¿Estás empezando ha realizar experimentos de inmunohistoquímica por primera vez? Aunque te sientas a gusto realizando esta técnica, ¿sigues buscando más consejos para mejorar tu protocolo? A estas, y otras preguntas vamos a intentar dar respuesta en la entrada de blog.
- 1. Preparación de la muestra
- 2. Recuperación de epítopo
- 3. Manejo de las muestras
- 4. Permeabilización
- 5. Bloqueo
- 6. Escoger el anticuerpo primario
- 7. Anticuerpos de control
- 8. Dilución del anticuerpo
- 9. Lavados
- 10. Detección
La inmunohistoquímica o también conocida por sus siglas: (immunohistochemistry; IHC), permite visualizar proteínas en un tejido intacto y que retiene su microestructura. Una de las ventajas de esta visualización «en tiempo real» es que permite la comparación del estado de un tejido enfermo en relación a uno sano, por ejemplo. Esta técnica tiene un valor incalculable tanto para científicos cómo para patólogos. El protocolo de IHC es claro y directo, sin embargo, contiene ciertos pasos que requieren una optimización inicial para asegurar que un anticuerpo se une de forma específica y que ello permite visualizar de forma correcta una proteína diana. En esta entrada de blog, vamos a dar énfasis a estos pasos clave y además resaltaremos aquellos pasos que requieran más atención.

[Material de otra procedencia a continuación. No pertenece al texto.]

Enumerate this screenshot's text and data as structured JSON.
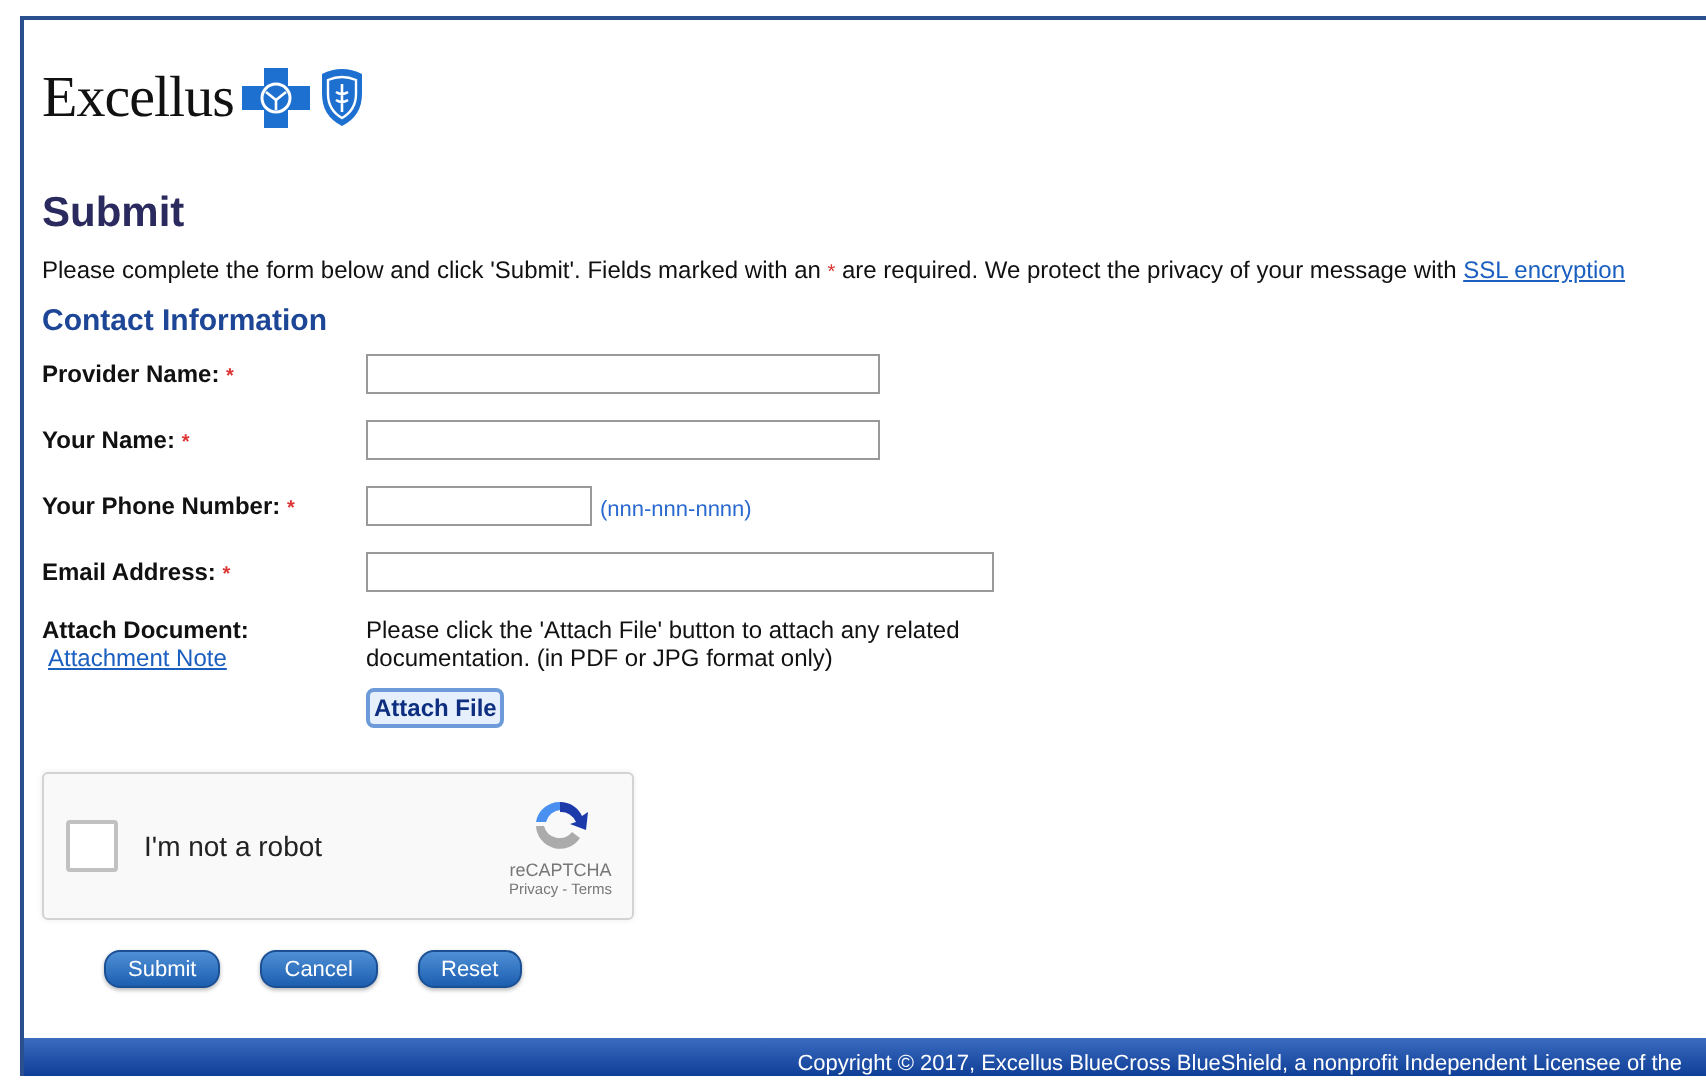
{
  "logo": {
    "wordmark": "Excellus"
  },
  "heading": "Submit",
  "intro": {
    "before": "Please complete the form below and click 'Submit'. Fields marked with an ",
    "required_mark": "*",
    "after": " are required. We protect the privacy of your message with ",
    "link": "SSL encryption"
  },
  "section_title": "Contact Information",
  "fields": [
    {
      "kind": "name",
      "label": "Provider Name:",
      "required_mark": "*"
    },
    {
      "kind": "name",
      "label": "Your Name:",
      "required_mark": "*"
    },
    {
      "kind": "phone",
      "label": "Your Phone Number:",
      "required_mark": "*",
      "hint": "(nnn-nnn-nnnn)"
    },
    {
      "kind": "email",
      "label": "Email Address:",
      "required_mark": "*"
    }
  ],
  "attach": {
    "label": "Attach Document:",
    "link": "Attachment Note",
    "description": "Please click the 'Attach File' button to attach any related documentation. (in PDF or JPG format only)",
    "button": "Attach File"
  },
  "captcha": {
    "label": "I'm not a robot",
    "checked": false,
    "brand": "reCAPTCHA",
    "privacy": "Privacy",
    "separator": "-",
    "terms": "Terms"
  },
  "buttons": [
    "Submit",
    "Cancel",
    "Reset"
  ],
  "footer": "Copyright © 2017, Excellus BlueCross BlueShield, a nonprofit Independent Licensee of the"
}
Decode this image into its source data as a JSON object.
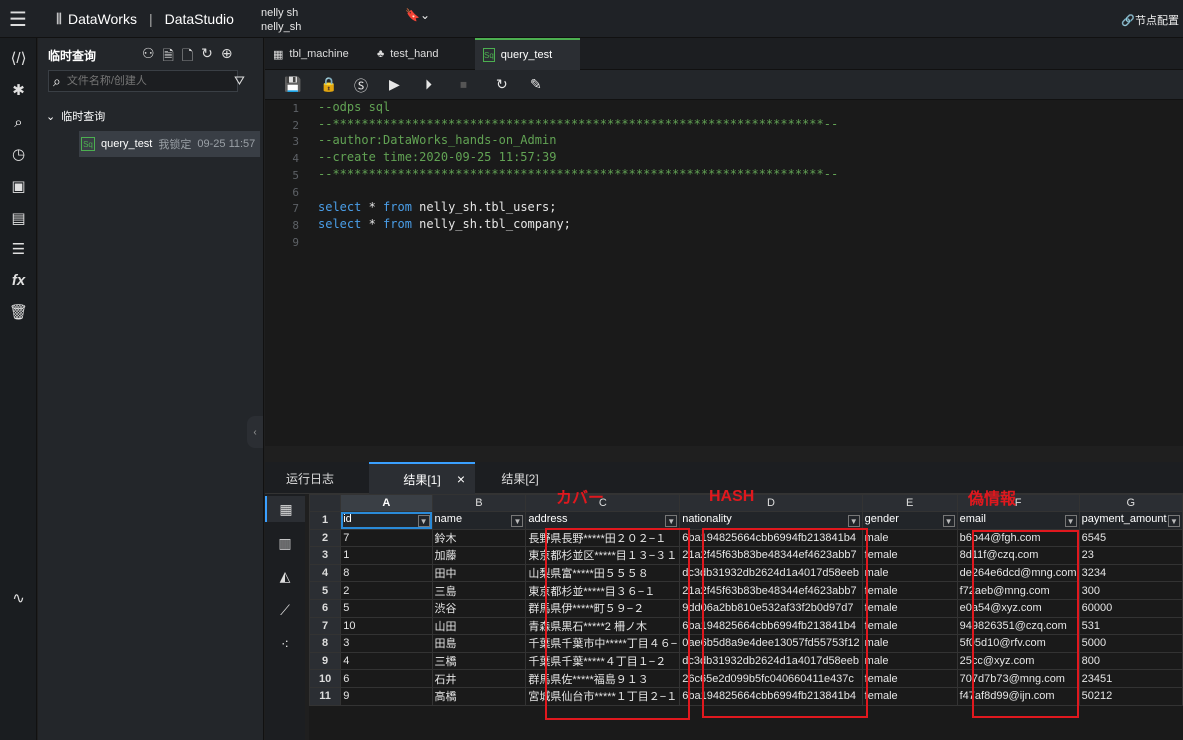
{
  "topbar": {
    "logo_text": "DataWorks",
    "product": "DataStudio",
    "workspace_line1": "nelly sh",
    "workspace_line2": "nelly_sh",
    "right_label": "节点配置"
  },
  "panel": {
    "title": "临时查询",
    "search_placeholder": "文件名称/创建人",
    "tree_root": "临时查询",
    "item": {
      "name": "query_test",
      "status": "我锁定",
      "time": "09-25 11:57"
    }
  },
  "tabs": [
    {
      "label": "tbl_machine",
      "icon": "table-icon"
    },
    {
      "label": "test_hand",
      "icon": "flow-icon"
    },
    {
      "label": "query_test",
      "icon": "sql-icon",
      "badge": "Sq"
    }
  ],
  "editor": {
    "line_numbers": [
      "1",
      "2",
      "3",
      "4",
      "5",
      "6",
      "7",
      "8",
      "9"
    ],
    "lines": [
      {
        "cls": "cm",
        "text": "--odps sql"
      },
      {
        "cls": "cm",
        "text": "--********************************************************************--"
      },
      {
        "cls": "cm",
        "text": "--author:DataWorks_hands-on_Admin"
      },
      {
        "cls": "cm",
        "text": "--create time:2020-09-25 11:57:39"
      },
      {
        "cls": "cm",
        "text": "--********************************************************************--"
      },
      {
        "cls": "tx",
        "text": ""
      },
      {
        "cls": "sql",
        "kw1": "select",
        "mid": " * ",
        "kw2": "from",
        "rest": " nelly_sh.tbl_users;"
      },
      {
        "cls": "sql",
        "kw1": "select",
        "mid": " * ",
        "kw2": "from",
        "rest": " nelly_sh.tbl_company;"
      },
      {
        "cls": "tx",
        "text": ""
      }
    ]
  },
  "result_tabs": [
    "运行日志",
    "结果[1]",
    "结果[2]"
  ],
  "result_close": "×",
  "grid": {
    "col_letters": [
      "A",
      "B",
      "C",
      "D",
      "E",
      "F",
      "G"
    ],
    "headers": [
      "id",
      "name",
      "address",
      "nationality",
      "gender",
      "email",
      "payment_amount"
    ],
    "rows": [
      [
        "7",
        "鈴木",
        "長野県長野*****田２０２−１",
        "6ba194825664cbb6994fb213841b4",
        "male",
        "b6b44@fgh.com",
        "6545"
      ],
      [
        "1",
        "加藤",
        "東京都杉並区*****目１３−３１",
        "21a2f45f63b83be48344ef4623abb7",
        "female",
        "8d11f@czq.com",
        "23"
      ],
      [
        "8",
        "田中",
        "山梨県富*****田５５５８",
        "dc3db31932db2624d1a4017d58eeb",
        "male",
        "de264e6dcd@mng.com",
        "3234"
      ],
      [
        "2",
        "三島",
        "東京都杉並*****目３６−１",
        "21a2f45f63b83be48344ef4623abb7",
        "female",
        "f72aeb@mng.com",
        "300"
      ],
      [
        "5",
        "渋谷",
        "群馬県伊*****町５９−２",
        "9dd06a2bb810e532af33f2b0d97d7",
        "female",
        "e0a54@xyz.com",
        "60000"
      ],
      [
        "10",
        "山田",
        "青森県黒石*****2 柵ノ木",
        "6ba194825664cbb6994fb213841b4",
        "female",
        "949826351@czq.com",
        "531"
      ],
      [
        "3",
        "田島",
        "千葉県千葉市中*****丁目４６−",
        "0ae6b5d8a9e4dee13057fd55753f12",
        "male",
        "5f05d10@rfv.com",
        "5000"
      ],
      [
        "4",
        "三橋",
        "千葉県千葉*****４丁目１−２",
        "dc3db31932db2624d1a4017d58eeb",
        "male",
        "25cc@xyz.com",
        "800"
      ],
      [
        "6",
        "石井",
        "群馬県佐*****福島９１３",
        "26c65e2d099b5fc040660411e437c",
        "female",
        "707d7b73@mng.com",
        "23451"
      ],
      [
        "9",
        "高橋",
        "宮城県仙台市*****１丁目２−１",
        "6ba194825664cbb6994fb213841b4",
        "female",
        "f47af8d99@ijn.com",
        "50212"
      ]
    ]
  },
  "annotations": {
    "cover": "カバー",
    "hash": "HASH",
    "fake": "偽情報"
  },
  "colors": {
    "annotation_red": "#e0181e",
    "active_tab_green": "#4caf50",
    "active_result_blue": "#3aa0ff"
  }
}
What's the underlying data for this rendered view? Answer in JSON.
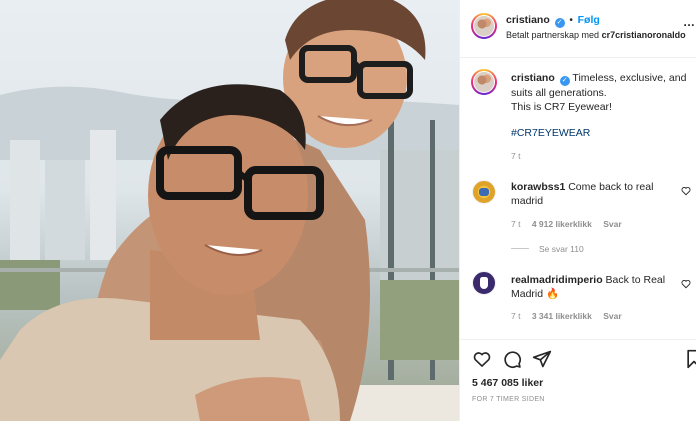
{
  "post": {
    "username": "cristiano",
    "follow_label": "Følg",
    "separator": "•",
    "partnership_prefix": "Betalt partnerskap med",
    "partner": "cr7cristianoronaldo",
    "more_label": "..."
  },
  "caption": {
    "username": "cristiano",
    "line1": "Timeless, exclusive, and",
    "line2": "suits all generations.",
    "line3": "This is CR7 Eyewear!",
    "hashtag": "#CR7EYEWEAR",
    "time": "7 t"
  },
  "comments": [
    {
      "username": "korawbss1",
      "text": "Come back to real madrid",
      "time": "7 t",
      "likes": "4 912 likerklikk",
      "reply": "Svar",
      "view_replies": "Se svar 110"
    },
    {
      "username": "realmadridimperio",
      "text": "Back to Real Madrid 🔥",
      "time": "7 t",
      "likes": "3 341 likerklikk",
      "reply": "Svar"
    }
  ],
  "footer": {
    "likes": "5 467 085 liker",
    "timestamp": "FOR 7 TIMER SIDEN"
  },
  "icons": {
    "like": "heart-icon",
    "comment": "comment-icon",
    "share": "paper-plane-icon",
    "save": "bookmark-icon",
    "verified": "verified-badge-icon"
  },
  "colors": {
    "link_blue": "#0095f6",
    "hashtag_blue": "#00376b",
    "muted_gray": "#8e8e8e",
    "text": "#262626"
  }
}
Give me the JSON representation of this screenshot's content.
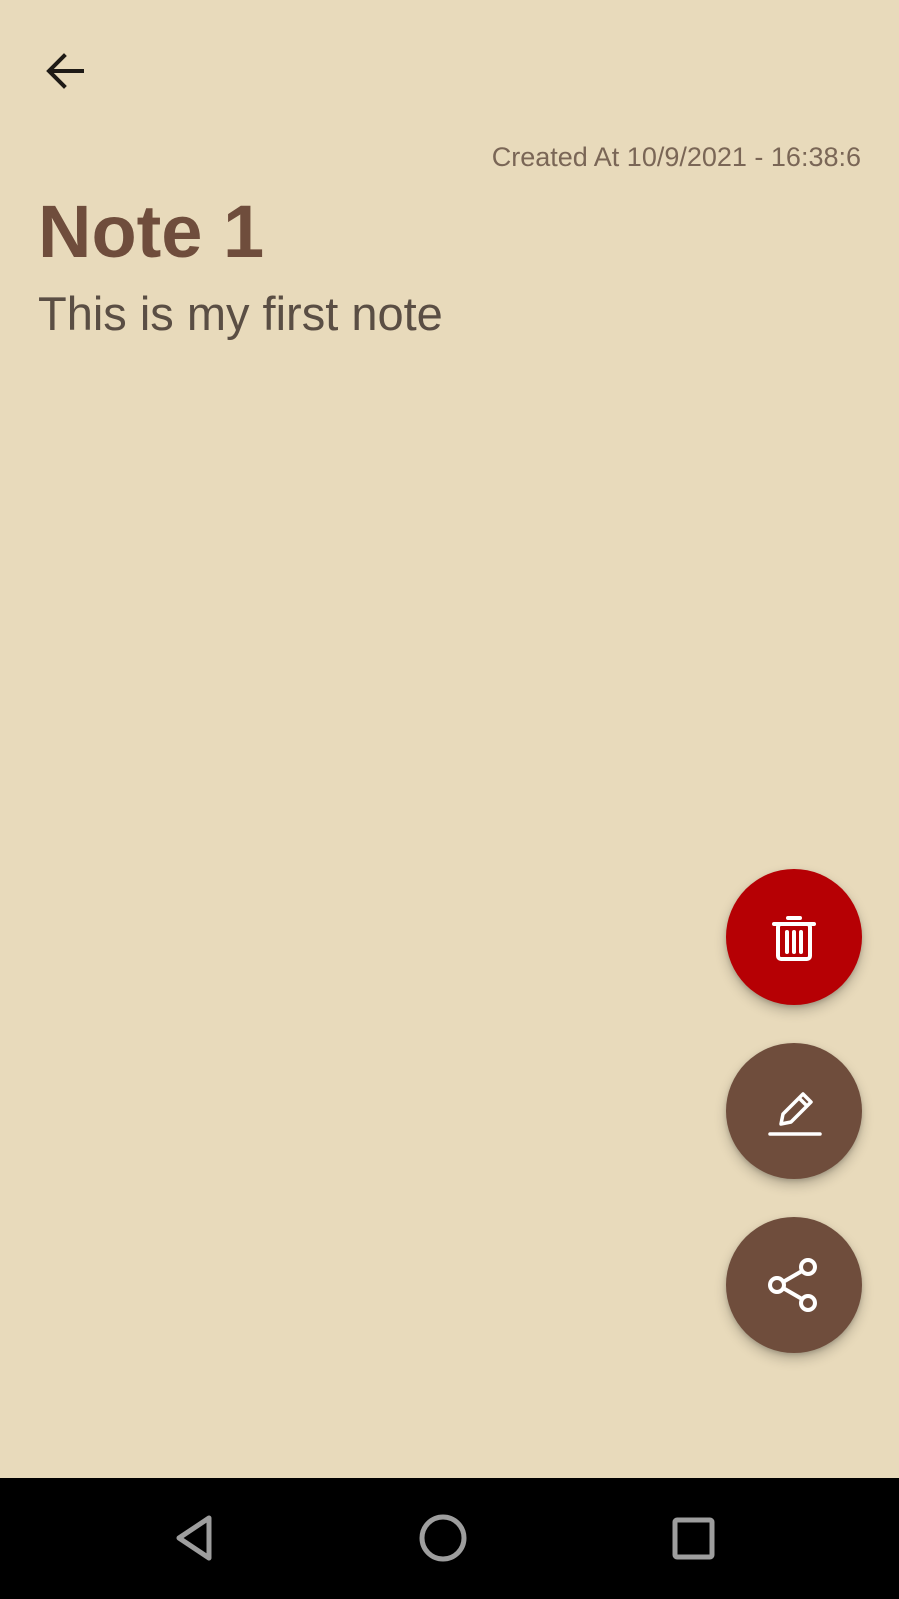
{
  "header": {
    "back_icon": "arrow-left-icon"
  },
  "note": {
    "created_at": "Created At 10/9/2021 - 16:38:6",
    "title": "Note 1",
    "body": "This is my first note"
  },
  "actions": [
    {
      "name": "delete",
      "icon": "trash-icon",
      "color": "#B60004"
    },
    {
      "name": "edit",
      "icon": "pencil-icon",
      "color": "#6F4D3C"
    },
    {
      "name": "share",
      "icon": "share-icon",
      "color": "#6F4D3C"
    }
  ],
  "system_nav": {
    "back_icon": "nav-back-triangle-icon",
    "home_icon": "nav-home-circle-icon",
    "recents_icon": "nav-recents-square-icon"
  },
  "colors": {
    "background": "#E8DABB",
    "title": "#6F4D3C",
    "accent_delete": "#B60004",
    "accent_primary": "#6F4D3C"
  }
}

1. Preparación de la muestra
Las muestras de tejido pueden ser procesadas mediante congelación o por fijación. De forma general, congelando las secciones se consigue que la conformación de la proteína diana quede inalterada. Ello permite que el anticuerpo se una con más afinidad. Sin embargo, la congelación genera pequeños cristales de hielo, es por ello que no se recomienda el uso de las preparaciones después de un largo periodo de almacenamiento.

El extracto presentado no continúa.